Die haben sich zerstritten über die Veröffentlichungen und Zugangsrechte. Venter wollte erst veröffentlichen, wenn er die Patente gesichert hat. Ich denke, er will bei der Suche nach der Funktion der Gene einen Vorsprung haben. Er will verhindern, das ihm andere zuvorkommen. Nach US-amerikanischem Patentrecht kann er die Rohdaten zwar veröffentlichen, ohne den Patentschutz zu gefährden. Aber er will sicherlich auch in Europa Patente anmelden. Unser Patentrecht sieht vor, dass nach einer Veröffentlichung kein Patentschutz mehr gewährt werden darf. In der Vergangenheit hat er das auch schon so gehandhabt. Die Veröffentlichungen kamen, nachdem er sich die Patente gesichert hatte.
Ist in den USA nicht offen, ob Rohdaten patentiert werden dürfen?
Ein großer Teil von Venters Patentanmeldungen sind ja auch umstritten. Es ist immer die Grundfrage: Ist es eine Erfindung oder Entdeckung?

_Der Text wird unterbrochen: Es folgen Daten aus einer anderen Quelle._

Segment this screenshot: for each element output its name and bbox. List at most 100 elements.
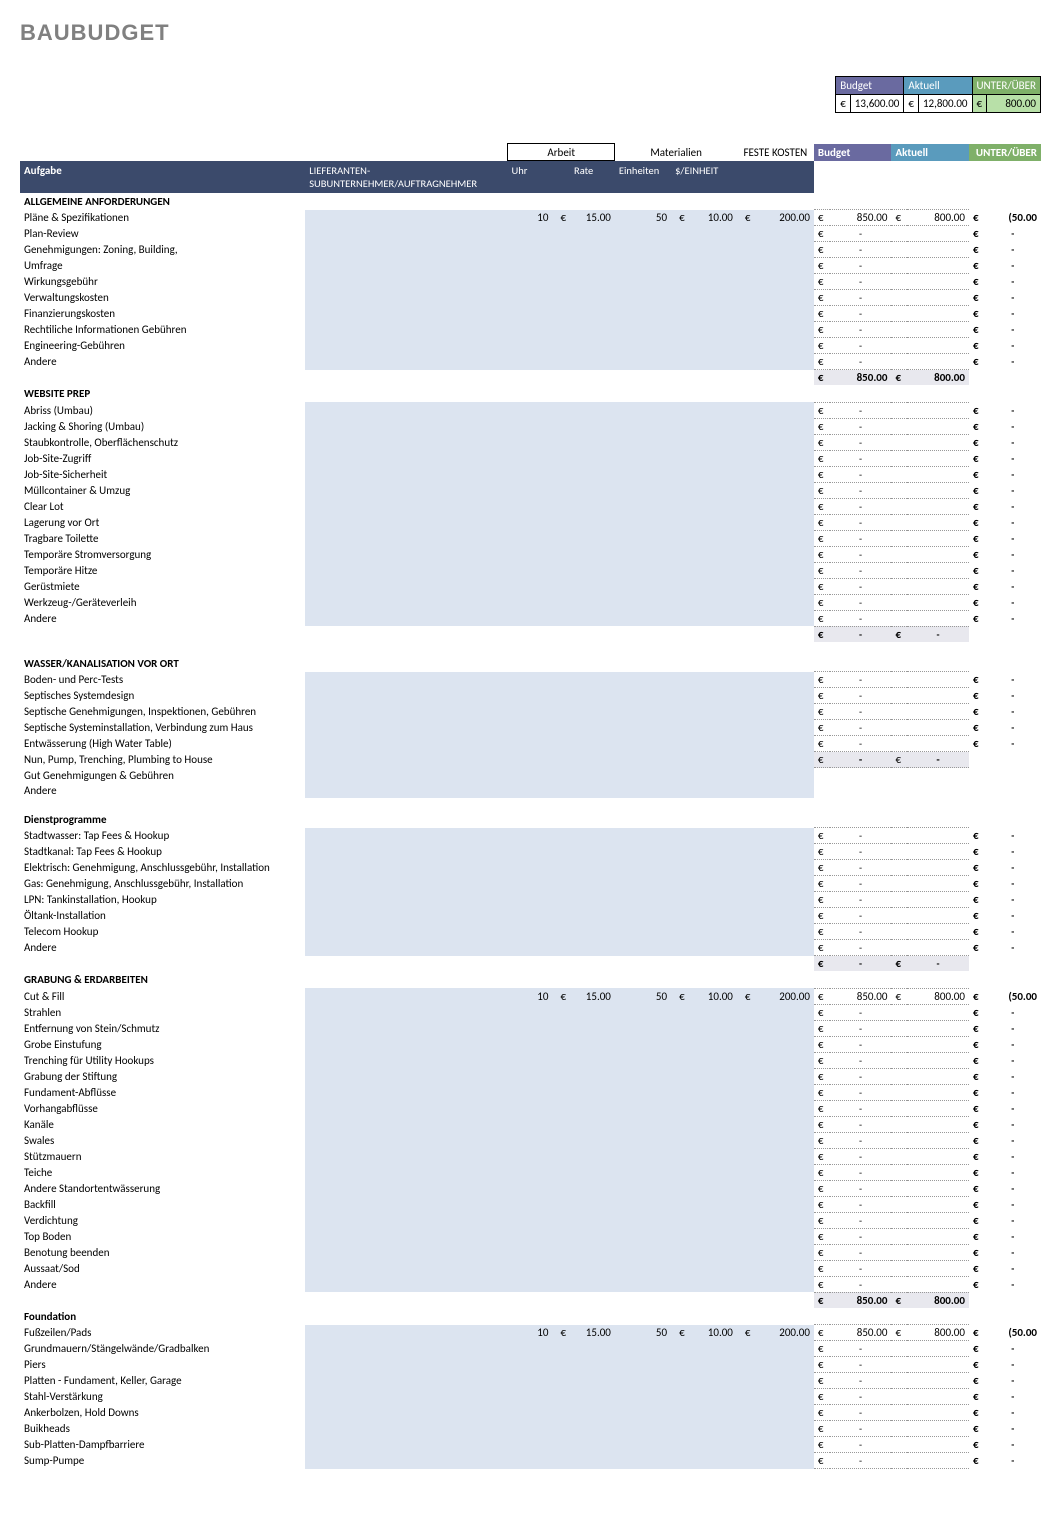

Wann sollten Ihrer Meinung nach Patente möglich sein?
Ich bin da eher ein klassischer Mediziner. Meiner Meinung nach sollten Informationen über den Menschen frei zugänglich sein. Ich sehe auch nicht, dass es spezielle individuelle oder menschliche Gene gibt. Das ist alles so miteinander verbunden. Es gehört im Grunde alles zur Biosphäre. Zum Beispiel das Gen für den Blutfarbstoff, das Globin-Gen. Das ist bei Menschen und Affen und Rindern so wenig unterschiedlich, das man eigentlich sagen kann, wir haben dieses Gen alle gemeinsam. Die kleinen Unterschiede bei den verschiedenen Arten werden vermutlich gar keine große Bedeutung haben. Die Aufdeckung eines in der Natur vorhandenen Sachverhalts sollte eigentlich nicht kommerzialisierbar oder patentierbar sein.
Patente also erst, wenn ein konkretes Produkt vorliegt?
Ein Medikament ja, aber nicht die reine Information. Im Moment ist es ja so, dass sie das durch den Computer jagen, finden Ähnlichkeiten mit Genen, die verwandt sind und über die man schon was weiß, und dann spekulieren sie, dass das Gen auch für das oder jenes wichtig sein kann. Die Patentanmeldungen werden dann sehr breit gestreut. Bei Steuerungsgenen geht das dann so weit, dass alles aufgeführt wird, was in der Medizin eventuell damit gemacht werden könnte. Dazu kommen dann noch die Möglichkeiten in der Tierzucht. Wenn solche Patente durchkommen, könnte man überhaupt nichts mehr in der Medizin machen, ohne Lizenzgebühren zu bezahlen.